Faster apartment deals with ML

Project context: External blogpost Description: Leading the development, deployment, and MLOps lifecycle for real estate price prediction models across multiple international markets for a major PropTech client.

This project focused on developing and productionalizing machine learning models to provide accurate, real-time real estate valuation and pricing for an international client (Ohmyhome, as per the context link). My role was central to the entire lifecycle, ensuring model performance, maintaining low-latency service, and implementing the MLOps practices necessary for scale and reliability across distinct markets.

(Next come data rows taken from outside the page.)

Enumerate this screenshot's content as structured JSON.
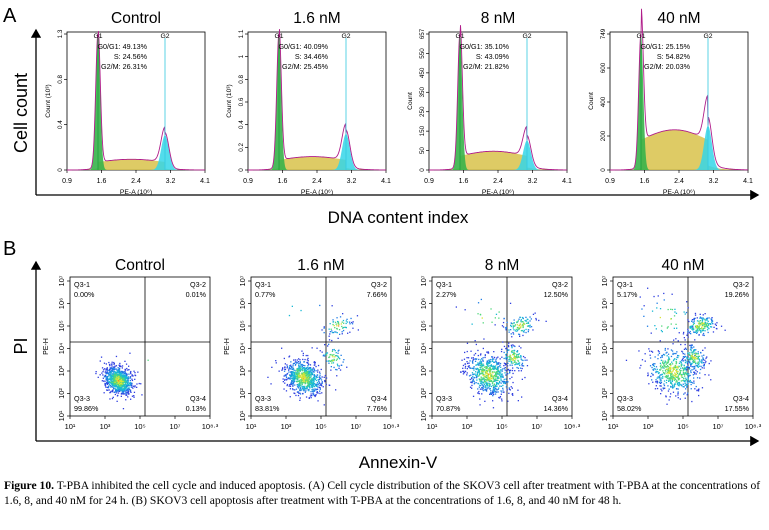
{
  "panel_a": {
    "letter": "A",
    "y_axis_label": "Cell count",
    "x_axis_label": "DNA content index",
    "x_ticks": [
      "0.9",
      "1.6",
      "2.4",
      "3.2",
      "4.1"
    ],
    "x_axis_title": "PE-A (10⁶)",
    "peak_labels": [
      "G1",
      "G2"
    ],
    "plots": [
      {
        "title": "Control",
        "y_axis_title": "Count (10³)",
        "y_ticks": [
          "0",
          "0.4",
          "0.8",
          "1.3"
        ],
        "stats": [
          "G0/G1: 49.13%",
          "S: 24.56%",
          "G2/M: 26.31%"
        ]
      },
      {
        "title": "1.6 nM",
        "y_axis_title": "Count (10³)",
        "y_ticks": [
          "0",
          "0.2",
          "0.4",
          "0.6",
          "0.8",
          "1",
          "1.1"
        ],
        "stats": [
          "G0/G1: 40.09%",
          "S: 34.46%",
          "G2/M: 25.45%"
        ]
      },
      {
        "title": "8 nM",
        "y_axis_title": "Count",
        "y_ticks": [
          "0",
          "50",
          "150",
          "250",
          "350",
          "450",
          "550",
          "657"
        ],
        "stats": [
          "G0/G1: 35.10%",
          "S: 43.09%",
          "G2/M: 21.82%"
        ]
      },
      {
        "title": "40 nM",
        "y_axis_title": "Count",
        "y_ticks": [
          "0",
          "200",
          "400",
          "600",
          "749"
        ],
        "stats": [
          "G0/G1: 25.15%",
          "S: 54.82%",
          "G2/M: 20.03%"
        ]
      }
    ]
  },
  "panel_b": {
    "letter": "B",
    "y_axis_label": "PI",
    "x_axis_label": "Annexin-V",
    "plot_y_title": "PE-H",
    "x_ticks": [
      "10¹",
      "10³",
      "10⁵",
      "10⁷",
      "10⁸·³"
    ],
    "y_ticks": [
      "10¹",
      "10²",
      "10³",
      "10⁴",
      "10⁵",
      "10⁶",
      "10⁷"
    ],
    "plots": [
      {
        "title": "Control",
        "quadrants": [
          [
            "Q3-1",
            "0.00%"
          ],
          [
            "Q3-2",
            "0.01%"
          ],
          [
            "Q3-3",
            "99.86%"
          ],
          [
            "Q3-4",
            "0.13%"
          ]
        ]
      },
      {
        "title": "1.6 nM",
        "quadrants": [
          [
            "Q3-1",
            "0.77%"
          ],
          [
            "Q3-2",
            "7.66%"
          ],
          [
            "Q3-3",
            "83.81%"
          ],
          [
            "Q3-4",
            "7.76%"
          ]
        ]
      },
      {
        "title": "8 nM",
        "quadrants": [
          [
            "Q3-1",
            "2.27%"
          ],
          [
            "Q3-2",
            "12.50%"
          ],
          [
            "Q3-3",
            "70.87%"
          ],
          [
            "Q3-4",
            "14.36%"
          ]
        ]
      },
      {
        "title": "40 nM",
        "quadrants": [
          [
            "Q3-1",
            "5.17%"
          ],
          [
            "Q3-2",
            "19.26%"
          ],
          [
            "Q3-3",
            "58.02%"
          ],
          [
            "Q3-4",
            "17.55%"
          ]
        ]
      }
    ]
  },
  "caption": {
    "label": "Figure 10.",
    "text": " T-PBA inhibited the cell cycle and induced apoptosis. (A) Cell cycle distribution of the SKOV3 cell after treatment with T-PBA at the concentrations of 1.6, 8, and 40 nM for 24 h. (B) SKOV3 cell apoptosis after treatment with T-PBA at the concentrations of 1.6, 8, and 40 nM for 48 h."
  }
}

🌟 My Contributions to Real Estate Valuation ML

Situation

The client needed to rapidly deploy accurate real estate valuation services across multiple international markets, each with unique data patterns and regulatory environments. This required building, deploying, and maintaining several high-availability Machine Learning (ML) models and APIs. The team faced challenges related to cost efficiency, service latency, and the need for rigorous MLOps practices to handle frequent model retraining and deployment across a global infrastructure.

Task

My core task was to serve as the full-stack MLOps engineer and model owner for the predictive pricing service. This involved:

Service Ownership: Developing and owning the full lifecycle of multiple ML models and their serving APIs across different markets.
Performance & Cost Optimization: Significantly reducing GCP storage costs and decreasing API latency to meet client expectations for a real-time service.
Infrastructure Reliability: Implementing best practices for CI/CD, access control, and data pipeline reliability using Kubernetes and GCP services.

Action

I executed a comprehensive set of actions across model development, infrastructure, and deployment to ensure a scalable and reliable service:

A. Model Development and Service Leadership

Full Ownership: I owned the development of 5 distinct ML models for real estate pricing, tailored for various operational markets.
API Development & MLOps: I led the development of 3 initial backend APIs serving these ML models. By rigorously following MLOps best practices and CI/CD with Kubernetes, this initial success led to extended client engagement with 2 more APIs.
On-Call Responsibility: I served as the primary on-call engineer for the 5 APIs deployed on the Kubernetes CI/CD system, ensuring high-availability operations across all international markets.

B. Cost and Performance Optimization

Cost Reduction: I analyzed the output format of the ML models and optimized the data serialization, successfully reducing recurring GCP storage costs by optimizing ML output file size by an order of 10.
Latency Reduction: I identified data fetching as a key bottleneck and implemented a caching layer for query results on GCP BigQuery, which reduced latency per ML API call by 3 seconds, significantly improving the real-time user experience.

C. Productionization and Governance

Data Pipeline Ownership: I handled data ingestion, processing, and monitoring data pipelines necessary for weekly model retraining and data integrity.
Access Control: I established strong security and operational governance by configuring access for team members with GCP IAM and K8s RBAC, ensuring secure and granular control over the production environment.

Result

My focus on reliable MLOps and service optimization delivered a high-performance, cost-efficient, and trustworthy product:

Extended Client Engagement: The robust deployment and reliable service, driven by following MLOps best practices and CI/CD with Kubernetes, led to extended client engagement with 2 more APIs being developed.
Financial Efficiency: I significantly reduced recurring GCP storage costs by optimizing ML output file size by an order of 10, resulting in tangible operational savings for the client.
Service Performance: By caching data for queries on GCP BigQuery, the service saw a marked reduction in latency per ML API call by 3 seconds, improving user experience and system reliability.
Reliable Infrastructure: The end-to-end management of the data pipelines and Kubernetes deployment established a stable foundation for the client’s international real estate valuation service.